FAQ and Troubleshoot
If you should not find the answer to your questing here, you are welcome to reach out to the DataHub Team.
For general information and FAQ on research data management, you may also visit the website of the hessian federal state initiative HeFDI or browse their published materials at zenodo.
Important note:
The TAM GitLabTM for use within the DataHub is now available (Marburg University network / VPN required). We encourage all DataHub users to use the TAM GitLabTM to manage their research data and code as this facilitates exchange within the project.
This GitLabTM has replaced our local GIN platform, which was discontinued, because further software developed and sustainable operation was not foreseeable.
This FAQ also contains information on using the deprecated GIN platform and the DataLad tool which both make use of git-annex to handle large data. These information has lost most of its relevance and will be removed in future versions.
Getting access
High performance compute and Jupyter_HPC
The DataHub offers an onboarding workflow which provides you with necessary accounts, permission and information. Please see our access page and register for our services.
To use HPC and Jupyter_HPC, you have to:
- Get a Marburg University (UMR) staff account,
- Get permission for the high performance compute cluster MaRC3,
- First usage: Change your shell to
bashusing this webform, - Remote users: Connect via VPN with two-factor authentication see access page.
- Connect via SSH (terminal or other application):
ssh -p 223 USERNAME@marc3a.hrz.uni-marburg.de
or via web-browser: https://jupyter-hpc.uni-marburg.de.
TAM DataHub Repository
The TAM DataHub Repository which bases on the DSpace publication platform is currently being set up for TAM to enable publishing data and metadata with open or restricted access and obtaining persistent identifiers (DOIs).
The service will start test operation shortly.

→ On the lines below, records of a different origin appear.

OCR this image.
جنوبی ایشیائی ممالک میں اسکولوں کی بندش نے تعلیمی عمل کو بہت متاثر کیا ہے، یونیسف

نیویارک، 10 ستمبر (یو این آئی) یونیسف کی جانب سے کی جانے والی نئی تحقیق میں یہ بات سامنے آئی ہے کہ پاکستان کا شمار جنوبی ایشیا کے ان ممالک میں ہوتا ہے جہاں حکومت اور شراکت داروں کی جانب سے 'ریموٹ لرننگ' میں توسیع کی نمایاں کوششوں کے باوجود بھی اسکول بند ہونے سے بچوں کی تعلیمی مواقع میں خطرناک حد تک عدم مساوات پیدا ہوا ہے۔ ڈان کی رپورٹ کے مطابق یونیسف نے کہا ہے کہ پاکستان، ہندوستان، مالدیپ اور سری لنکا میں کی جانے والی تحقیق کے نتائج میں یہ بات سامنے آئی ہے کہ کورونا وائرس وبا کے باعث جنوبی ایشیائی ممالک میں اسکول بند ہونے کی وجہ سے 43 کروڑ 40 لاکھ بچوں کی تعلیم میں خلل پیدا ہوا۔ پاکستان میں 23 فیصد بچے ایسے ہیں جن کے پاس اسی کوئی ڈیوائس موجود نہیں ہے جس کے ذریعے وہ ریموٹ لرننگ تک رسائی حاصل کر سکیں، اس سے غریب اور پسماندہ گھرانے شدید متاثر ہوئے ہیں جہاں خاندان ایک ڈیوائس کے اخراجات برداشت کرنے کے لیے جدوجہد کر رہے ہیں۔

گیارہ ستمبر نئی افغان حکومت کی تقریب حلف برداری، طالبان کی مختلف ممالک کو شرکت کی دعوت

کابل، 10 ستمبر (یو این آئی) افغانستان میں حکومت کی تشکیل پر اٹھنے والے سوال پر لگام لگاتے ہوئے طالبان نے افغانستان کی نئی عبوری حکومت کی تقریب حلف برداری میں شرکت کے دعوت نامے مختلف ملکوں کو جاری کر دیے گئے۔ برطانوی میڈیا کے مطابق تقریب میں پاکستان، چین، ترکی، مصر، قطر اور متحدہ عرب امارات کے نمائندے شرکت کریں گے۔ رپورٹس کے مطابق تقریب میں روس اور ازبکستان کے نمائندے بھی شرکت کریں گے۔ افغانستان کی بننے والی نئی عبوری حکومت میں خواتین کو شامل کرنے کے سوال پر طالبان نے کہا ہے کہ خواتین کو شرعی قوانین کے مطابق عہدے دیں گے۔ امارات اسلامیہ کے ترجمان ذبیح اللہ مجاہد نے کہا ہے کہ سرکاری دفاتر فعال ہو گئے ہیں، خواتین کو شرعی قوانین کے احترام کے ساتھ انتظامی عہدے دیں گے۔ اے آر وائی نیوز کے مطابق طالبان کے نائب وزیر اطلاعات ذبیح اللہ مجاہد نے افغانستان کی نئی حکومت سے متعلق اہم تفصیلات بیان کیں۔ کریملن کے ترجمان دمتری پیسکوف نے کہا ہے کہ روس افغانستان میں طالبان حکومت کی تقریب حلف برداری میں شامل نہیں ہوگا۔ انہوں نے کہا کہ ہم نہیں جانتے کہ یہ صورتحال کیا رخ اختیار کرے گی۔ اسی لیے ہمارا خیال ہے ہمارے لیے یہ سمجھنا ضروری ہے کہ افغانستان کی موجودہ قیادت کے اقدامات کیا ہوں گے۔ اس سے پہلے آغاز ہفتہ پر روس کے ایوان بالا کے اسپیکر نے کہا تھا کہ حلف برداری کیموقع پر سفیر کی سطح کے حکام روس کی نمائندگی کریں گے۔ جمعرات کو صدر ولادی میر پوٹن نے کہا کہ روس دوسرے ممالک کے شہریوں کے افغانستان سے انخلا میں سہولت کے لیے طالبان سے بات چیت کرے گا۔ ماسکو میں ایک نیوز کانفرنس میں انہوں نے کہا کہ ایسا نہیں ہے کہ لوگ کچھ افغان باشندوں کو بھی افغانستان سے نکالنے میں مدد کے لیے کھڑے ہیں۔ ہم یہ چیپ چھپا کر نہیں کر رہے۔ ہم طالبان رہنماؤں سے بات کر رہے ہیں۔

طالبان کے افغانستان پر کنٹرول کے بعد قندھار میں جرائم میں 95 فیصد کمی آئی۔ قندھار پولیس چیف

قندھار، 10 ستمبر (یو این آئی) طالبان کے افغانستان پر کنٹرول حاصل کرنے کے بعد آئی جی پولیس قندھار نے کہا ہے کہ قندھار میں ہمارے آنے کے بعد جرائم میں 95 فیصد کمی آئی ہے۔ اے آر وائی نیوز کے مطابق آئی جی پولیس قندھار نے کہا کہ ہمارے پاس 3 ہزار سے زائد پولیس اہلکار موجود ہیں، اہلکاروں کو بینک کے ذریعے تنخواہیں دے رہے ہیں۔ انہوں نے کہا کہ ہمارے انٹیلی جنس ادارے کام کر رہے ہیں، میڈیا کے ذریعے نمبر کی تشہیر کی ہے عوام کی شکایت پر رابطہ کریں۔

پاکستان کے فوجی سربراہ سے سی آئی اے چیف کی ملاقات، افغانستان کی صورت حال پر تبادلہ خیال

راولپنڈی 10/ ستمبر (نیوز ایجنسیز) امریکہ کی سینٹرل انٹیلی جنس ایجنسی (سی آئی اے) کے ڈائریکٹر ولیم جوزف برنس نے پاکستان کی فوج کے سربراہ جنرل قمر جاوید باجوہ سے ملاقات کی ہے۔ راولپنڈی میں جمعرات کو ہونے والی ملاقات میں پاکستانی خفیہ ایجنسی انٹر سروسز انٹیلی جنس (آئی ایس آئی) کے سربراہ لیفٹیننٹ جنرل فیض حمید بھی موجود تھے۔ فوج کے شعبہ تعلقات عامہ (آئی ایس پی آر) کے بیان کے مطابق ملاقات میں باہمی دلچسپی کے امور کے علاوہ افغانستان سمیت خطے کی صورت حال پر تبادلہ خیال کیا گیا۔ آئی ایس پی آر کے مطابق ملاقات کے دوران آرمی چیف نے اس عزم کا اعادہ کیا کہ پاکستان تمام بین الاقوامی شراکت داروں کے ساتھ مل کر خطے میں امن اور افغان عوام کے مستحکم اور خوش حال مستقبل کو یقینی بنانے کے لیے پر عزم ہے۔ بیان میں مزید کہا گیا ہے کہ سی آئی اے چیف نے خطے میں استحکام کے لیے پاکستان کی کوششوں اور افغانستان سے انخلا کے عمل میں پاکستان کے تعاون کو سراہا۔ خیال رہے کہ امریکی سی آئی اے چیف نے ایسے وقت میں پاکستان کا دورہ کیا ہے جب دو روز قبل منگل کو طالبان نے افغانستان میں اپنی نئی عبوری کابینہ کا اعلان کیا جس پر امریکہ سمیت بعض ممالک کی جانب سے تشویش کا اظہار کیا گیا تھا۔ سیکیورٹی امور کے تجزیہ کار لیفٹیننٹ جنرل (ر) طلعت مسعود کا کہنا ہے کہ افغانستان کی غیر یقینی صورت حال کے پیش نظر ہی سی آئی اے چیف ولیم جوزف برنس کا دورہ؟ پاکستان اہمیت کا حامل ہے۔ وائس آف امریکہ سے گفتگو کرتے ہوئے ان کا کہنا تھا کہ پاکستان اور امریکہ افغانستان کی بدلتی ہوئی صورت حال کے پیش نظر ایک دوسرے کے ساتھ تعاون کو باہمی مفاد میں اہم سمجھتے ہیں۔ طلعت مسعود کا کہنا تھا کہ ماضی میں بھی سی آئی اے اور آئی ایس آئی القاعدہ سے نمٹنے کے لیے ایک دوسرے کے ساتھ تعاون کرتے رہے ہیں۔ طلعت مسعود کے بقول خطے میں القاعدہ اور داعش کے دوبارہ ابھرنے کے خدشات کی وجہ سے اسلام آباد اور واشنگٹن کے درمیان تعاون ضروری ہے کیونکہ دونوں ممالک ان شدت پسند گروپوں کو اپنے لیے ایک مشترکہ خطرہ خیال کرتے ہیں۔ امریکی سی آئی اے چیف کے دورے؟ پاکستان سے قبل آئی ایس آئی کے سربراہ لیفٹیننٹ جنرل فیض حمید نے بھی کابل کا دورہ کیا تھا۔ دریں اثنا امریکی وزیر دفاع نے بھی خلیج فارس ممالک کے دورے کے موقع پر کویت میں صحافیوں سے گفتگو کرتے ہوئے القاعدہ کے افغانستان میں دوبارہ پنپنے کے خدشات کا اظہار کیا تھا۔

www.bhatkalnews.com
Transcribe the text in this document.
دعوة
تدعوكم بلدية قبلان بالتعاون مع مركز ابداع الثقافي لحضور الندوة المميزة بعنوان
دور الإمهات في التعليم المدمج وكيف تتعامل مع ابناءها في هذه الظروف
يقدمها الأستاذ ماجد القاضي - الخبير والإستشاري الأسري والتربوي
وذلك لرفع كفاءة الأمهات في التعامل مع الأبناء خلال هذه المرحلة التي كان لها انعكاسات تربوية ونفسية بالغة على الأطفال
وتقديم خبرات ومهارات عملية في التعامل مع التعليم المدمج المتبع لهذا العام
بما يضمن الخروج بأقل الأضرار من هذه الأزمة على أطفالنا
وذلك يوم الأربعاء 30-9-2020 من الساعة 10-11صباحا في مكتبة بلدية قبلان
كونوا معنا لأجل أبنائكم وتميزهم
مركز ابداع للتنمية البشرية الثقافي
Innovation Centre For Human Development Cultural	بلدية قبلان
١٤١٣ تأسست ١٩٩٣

While it is not yet available, you are very welcome to contact your local Data Stewards to select suitable publication platforms (see also RDM section of this manual).
Git
What is git and how does it work?
This will be an overview answer on a questing that potentially fills books to answer in detail. It focusses on some basic principles, why git is useful beyond software engineering and what is to be considered when using it for managing large amounts of data. Note that we offer comprehensive materials and workshops on using git and GitLabTM on the NOWA Website or via the NOWA School.

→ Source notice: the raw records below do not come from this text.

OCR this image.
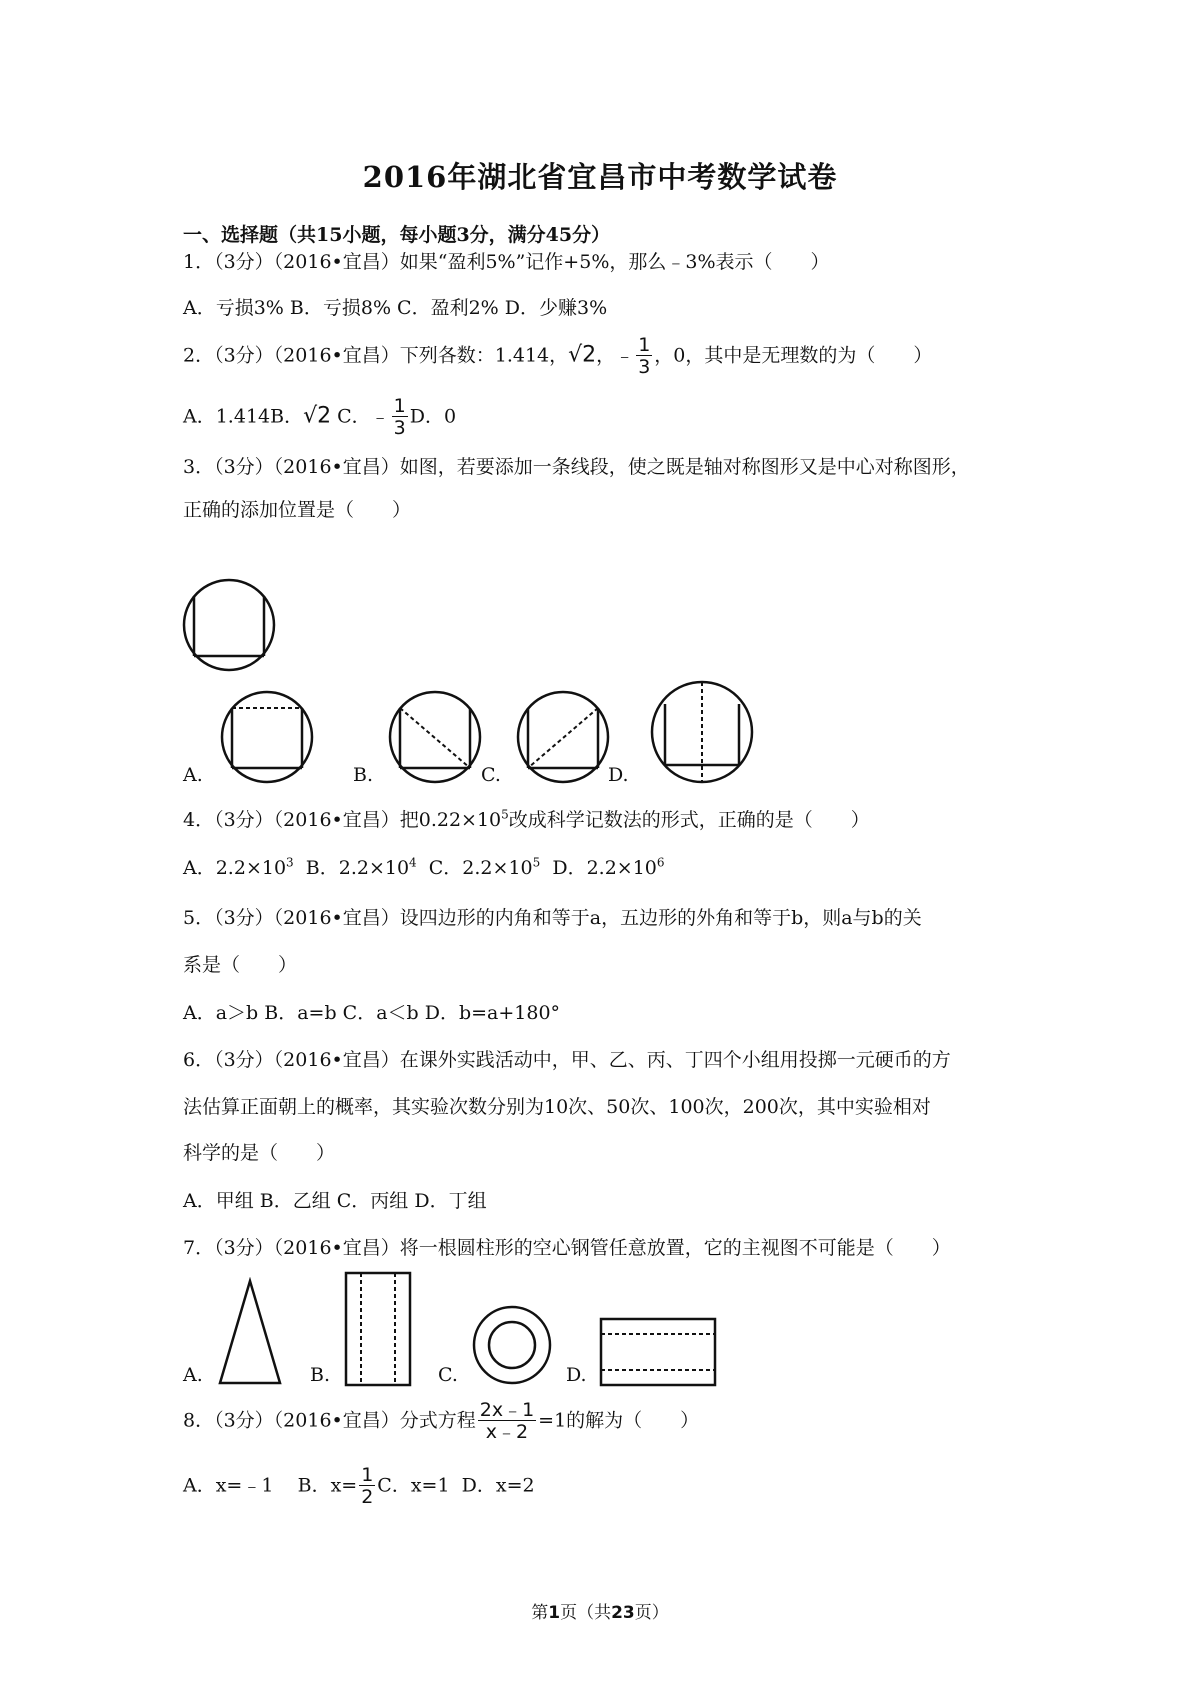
2016年湖北省宜昌市中考数学试卷
一、选择题（共15小题，每小题3分，满分45分）
1．（3分）（2016•宜昌）如果“盈利5%”记作+5%，那么﹣3%表示（　　）
A．亏损3% B．亏损8% C．盈利2% D．少赚3%
2．（3分）（2016•宜昌）下列各数：1.414，√2，﹣ $\frac{1}{3}$ ，0，其中是无理数的为（　　）
A．1.414B．√2 C．﹣ $\frac{1}{3}$ D．0
3．（3分）（2016•宜昌）如图，若要添加一条线段，使之既是轴对称图形又是中心对称图形，
正确的添加位置是（　　）
A.	B.	C.	D.
4．（3分）（2016•宜昌）把$0.22\times 10^5$改成科学记数法的形式，正确的是（　　）
A．$2.2\times 10^3$  B．$2.2\times 10^4$  C．$2.2\times 10^5$  D．$2.2\times 10^6$
5．（3分）（2016•宜昌）设四边形的内角和等于a，五边形的外角和等于b，则a与b的关
系是（　　）
A．a＞b B．a=b C．a＜b D．b=a+180°
6．（3分）（2016•宜昌）在课外实践活动中，甲、乙、丙、丁四个小组用投掷一元硬币的方
法估算正面朝上的概率，其实验次数分别为10次、50次、100次，200次，其中实验相对
科学的是（　　）
A．甲组 B．乙组 C．丙组 D．丁组
7．（3分）（2016•宜昌）将一根圆柱形的空心钢管任意放置，它的主视图不可能是（　　）
A.	B.	C.	D.
8．（3分）（2016•宜昌）分式方程 $\frac{2x﹣1}{x﹣2} =1$的解为（　　）
A．x=﹣1    B．$x= \frac{1}{2}$ C．x=1  D．x=2
第1页（共23页）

Git is a tool for distributed version management. Distributed means, that every collaborator has a copy of the repository and its history. A git repository is a directory with all its contents (files & subdirectories) which is managed by git, meaning there is a special hidden .git folder that contains essentially the "history" of the repository. Changes are integrated explicitly by committing a new version of the whole repository to this history and differences between collaborators are also explicitly integrated "merged". A Git repository is not only able to store and reproduce sequential versions ("history") but also enables parallel version tracks called "branches". In a branch you could for instance check the influence of a changed parameter. With these concepts you gain a great capacity of organizing your work while always being able to revisit and reuse earlier stages.

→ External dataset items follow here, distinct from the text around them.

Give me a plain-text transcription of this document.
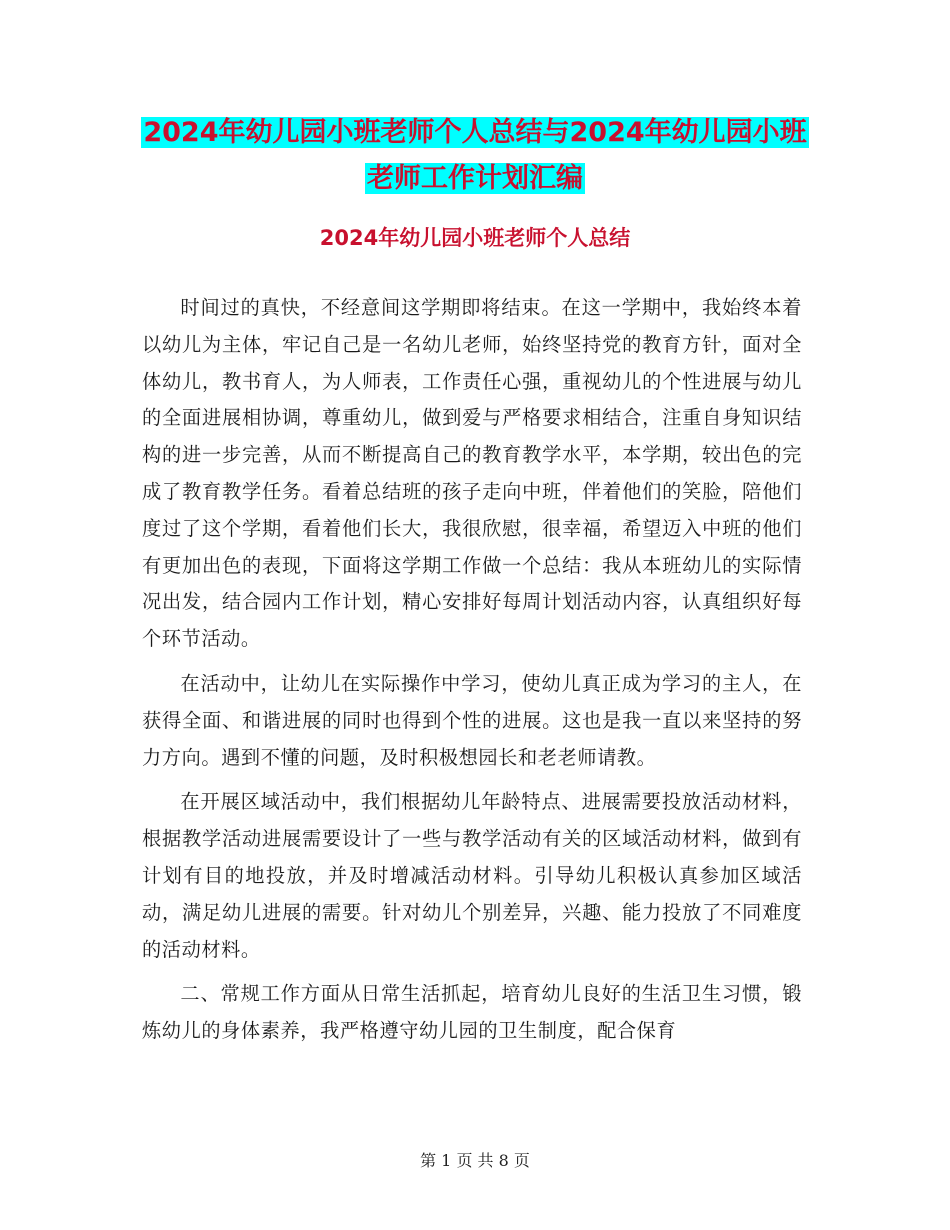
2024年幼儿园小班老师个人总结与2024年幼儿园小班
老师工作计划汇编
2024年幼儿园小班老师个人总结

时间过的真快，不经意间这学期即将结束。在这一学期中，我始终本着以幼儿为主体，牢记自己是一名幼儿老师，始终坚持党的教育方针，面对全体幼儿，教书育人，为人师表，工作责任心强，重视幼儿的个性进展与幼儿的全面进展相协调，尊重幼儿，做到爱与严格要求相结合，注重自身知识结构的进一步完善，从而不断提高自己的教育教学水平，本学期，较出色的完成了教育教学任务。看着总结班的孩子走向中班，伴着他们的笑脸，陪他们度过了这个学期，看着他们长大，我很欣慰，很幸福，希望迈入中班的他们有更加出色的表现，下面将这学期工作做一个总结：我从本班幼儿的实际情况出发，结合园内工作计划，精心安排好每周计划活动内容，认真组织好每个环节活动。

在活动中，让幼儿在实际操作中学习，使幼儿真正成为学习的主人，在获得全面、和谐进展的同时也得到个性的进展。这也是我一直以来坚持的努力方向。遇到不懂的问题，及时积极想园长和老老师请教。

在开展区域活动中，我们根据幼儿年龄特点、进展需要投放活动材料，根据教学活动进展需要设计了一些与教学活动有关的区域活动材料，做到有计划有目的地投放，并及时增减活动材料。引导幼儿积极认真参加区域活动，满足幼儿进展的需要。针对幼儿个别差异，兴趣、能力投放了不同难度的活动材料。

二、常规工作方面从日常生活抓起，培育幼儿良好的生活卫生习惯，锻炼幼儿的身体素养，我严格遵守幼儿园的卫生制度，配合保育

第 1 页 共 8 页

To store files and their versions, git initially saves the files and then records only the line-by-line differences at each commit.Git can thus reconstruct any committed state of a repository and highlight the changes. This works nicely for text files like programming code, descriptive text (like .txt and .md) or tabular data (like .tsv and .csv). However, for binary files like photos or videos (.jpg / .mp4), git cannot efficiently track the changes and it takes considerable computational power to reconstruct file versions. Therefore extensions like Git LFS are used which identify files by hash-sums and always store a full copy of the file, if a change is detected. As a consequence, it is not advisable to modify binary content arbitrarily often, as the repo's size would grow rapidly.
Issue: Unprotected private keys are ignored
Error:
@@@@@@@@@@@@@@@@@@@@@@@@@@@@@@@@@@@@@@@@@@@@@@@@@@@@@@@@@@@
@ WARNING: UNPROTECTED PRIVATE KEY FILE! @
@@@@@@@@@@@@@@@@@@@@@@@@@@@@@@@@@@@@@@@@@@@@@@@@@@@@@@@@@@@
Permissions 0755 for '/home/USER_NAME/.ssh/id_ed25519' are too open.
It is required that your private key files are NOT accessible by others.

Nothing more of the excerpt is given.